|We all have the choice of whether to go to work and pay someone else to care for our children, or stay at home and raise our families ourselves (this choice involves some much more difficult decisions for some over others). Why would the government at all be involved when we choose to stay home and do (better, in my opinion) for ourselves? Is the perspective that the government ends up subsidizing those who work via social security, etc.? ...I'm not usually so across-the-board Libertarian, but we need to keep in mind how much control the government gets to exert when they're giving benefits. I'm not sure it's worth the price - I'd rather they just get out of my way, and stop coddling the status quo.
The perspective is that if one member of a duo stays at home to raise the children, that member then is not recognized as a productive member of society by governmental standards (in the United States), and thus, if the couple separates, the member who has stayed home--sacrificing earning potential for the greater good of raising the children--is highly vulnerable to poverty. In a divorce situation, the SAHPs income potential is calculated by the last job held, essentially, thus, if the person has stayed at home for 20 years, woe betide that person. The further argument, particularly in higher income families, is that the higher earning member of the duo could not have made it to such heights without the participation and sacrifice of the member who stayed home, and thus, should reliably be entitled to half of all assets--which is not the case across the board. I can think of two examples;
My mother stayed at home and raised the three of us throughout our childhoods. My parents divorced when I was almost thirteen (I'm the youngest, the oldest was 20, my parents had been married for 21 years) and my mother and I were thrown from solid middle class to impoverishment. My dad made sure I was taken care of, but the divorce awarded my mother about $10,000 at the time (early 80s). I remember at the time she said something about it being a drop in the bucket and I didn't understand. Now I do. Not that she necessarily ached for a career or even had training, but at least if she'd trained to, say, be a teacher, she'd have had a higher earning potential calculated into the settlement...she has struggled since then and never been at all financially stable, while my father has been able to recoup any financial loss he originally incurred. And he's a good guy, they had a very amicable divorce, with no custodial issues whatsoever, and he faithfully paid child support and alimony.

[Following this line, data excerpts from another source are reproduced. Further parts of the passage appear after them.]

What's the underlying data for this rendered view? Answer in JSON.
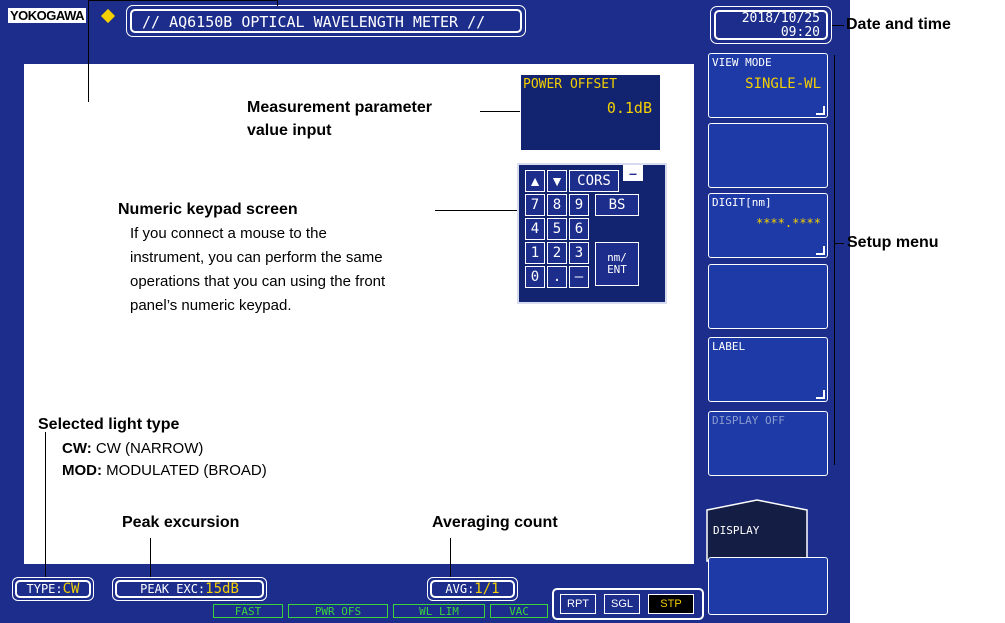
{
  "header": {
    "logo": "YOKOGAWA",
    "title": "// AQ6150B OPTICAL WAVELENGTH METER //",
    "date": "2018/10/25",
    "time": "09:20"
  },
  "power_offset": {
    "label": "POWER OFFSET",
    "value": "0.1dB"
  },
  "keypad": {
    "up": "▲",
    "down": "▼",
    "cors": "CORS",
    "minus_top": "–",
    "bs": "BS",
    "digits": [
      "7",
      "8",
      "9",
      "4",
      "5",
      "6",
      "1",
      "2",
      "3",
      "0",
      ".",
      "–"
    ],
    "enter_line1": "nm/",
    "enter_line2": "ENT"
  },
  "menu": {
    "items": [
      {
        "label": "VIEW MODE",
        "value": "SINGLE-WL"
      },
      {
        "label": "",
        "value": ""
      },
      {
        "label": "DIGIT[nm]",
        "value": "****.****"
      },
      {
        "label": "",
        "value": ""
      },
      {
        "label": "LABEL",
        "value": ""
      },
      {
        "label": "DISPLAY OFF",
        "value": ""
      }
    ],
    "display_tab": "DISPLAY"
  },
  "status": {
    "type_label": "TYPE:",
    "type_value": "CW",
    "peak_label": "PEAK EXC:",
    "peak_value": "15dB",
    "avg_label": "AVG:",
    "avg_value": "1/1",
    "indicators": [
      "FAST",
      "PWR OFS",
      "WL LIM",
      "VAC"
    ],
    "rpt": "RPT",
    "sgl": "SGL",
    "stp": "STP"
  },
  "annotations": {
    "date_time": "Date and time",
    "param_input_1": "Measurement parameter",
    "param_input_2": "value input",
    "keypad_title": "Numeric keypad screen",
    "keypad_desc_1": "If you connect a mouse to the",
    "keypad_desc_2": "instrument, you can perform the same",
    "keypad_desc_3": "operations that you can using the front",
    "keypad_desc_4": "panel’s numeric keypad.",
    "setup_menu": "Setup menu",
    "light_type": "Selected light type",
    "cw_key": "CW:",
    "cw_desc": " CW (NARROW)",
    "mod_key": "MOD:",
    "mod_desc": " MODULATED (BROAD)",
    "peak_excursion": "Peak excursion",
    "averaging_count": "Averaging count"
  },
  "colors": {
    "screen_bg": "#1c2d8c",
    "accent_yellow": "#f5d000",
    "indicator_green": "#3bd33b"
  }
}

A more current example is a family who lives in my neighborhood. The wife is the primary bread winner and the husband stays at home. She makes a considerable amount of money and is able to do so because her dh is shuttling the children to all their activities, doing homework, making dinner, doing laundry, etc., all the things SAHPs do so that she can be at board meetings twice monthly, hit graduations, work from 6 to 6, etc. I would say that without him, she could not have the job she holds and hope to have any quality of life for her children, kwim? It takes one person willing to sacrifice for some jobs.
The point is not so much that she is saying the government should be highly involved, but that during divorces, or deaths or whatever, a higher premium should be placed on the value of the person who stays at home raising children, and that these people should be considered valuable, contributing members of society as much as a person who WOH and brings home a steady paycheck.
I work, myself. I read this book for my book group a couple of years ago, and I had not wanted to read it because I didn't want to be chastised by the group members because I'm a WOHM. And of course, one of the members COMPLETELY missed her point that mothers in general have got to band together and stop fighting the SAHM/WOHM fight and, while sitting in my house, said, "Mothers who work should not have children." Also said in the presence of her own mother, a UU minister, obviously a working mother. When I called her on it, she said, "Oh, I meant those mothers who have their kids at daycare at 6:30 in the morning..." Again, she was sitting in my house!
A great book. A must read.
eta; Oh. And I do raise my family myself, thankyouverymuch...which again, is her point. Snipes like these hurt all of us.